GCM#

class pgmpy.ci_tests.GCM(data: DataFrame, estimator=None)[source]#

Bases: _BaseCITest

Generalized Covariance Measure (GCM) [1] test for conditional independence.

Fit an estimator on \(X\) and \(Y\) on \([1, Z]\), let \(r_X\) and \(r_Y\) denote the resulting residuals, and define \(U_i = r_{X, i} r_{Y, i}\). The resulting test statistic is

\[T = \frac{1}{\sqrt{n}} \frac{\sum_{i=1}^n U_i}{\operatorname{std}(U_1, \ldots, U_n)},\]

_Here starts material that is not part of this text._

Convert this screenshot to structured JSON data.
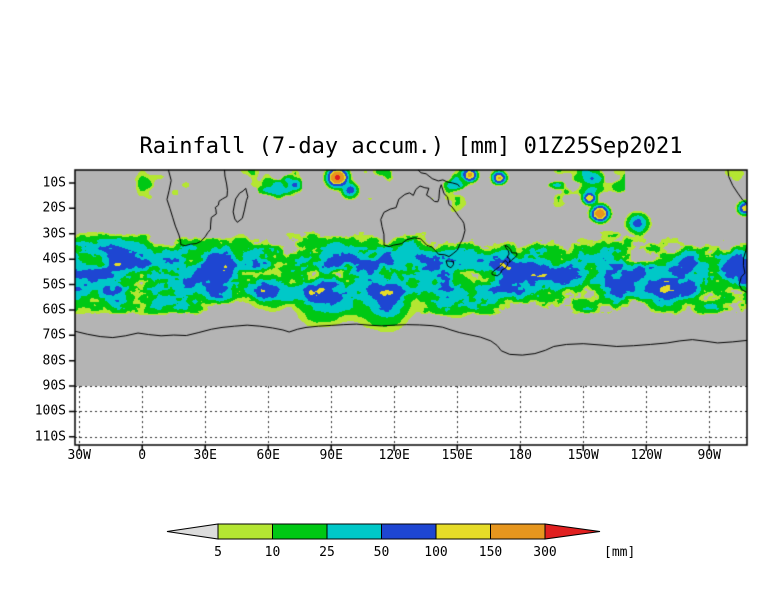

where \(n\) is the sample size. Under the null hypothesis \(X \perp Y \mid Z\), this statistic is asymptotically standard normal.

Parameters:

datapandas.DataFrame: The dataset in which to test the independence condition.
estimator: optional (default=None): Any regressor with fit and predict methods to compute residuals. If None, LinearRegression() is used as default.

Attributes:

statistic_float: The GCM test statistic. Set after calling the test.
p_value_float: The p-value for the test. Set after calling the test.

References

[1]

Rajen D. Shah, and Jonas Peters. “The Hardness of Conditional Independence Testing and the Generalised Covariance Measure”.

run_test(X: str, Y: str, Z: list)[source]#

Compute GCM statistic and p-value.

Sets self.statistic_ (t-statistic) and self.p_value_.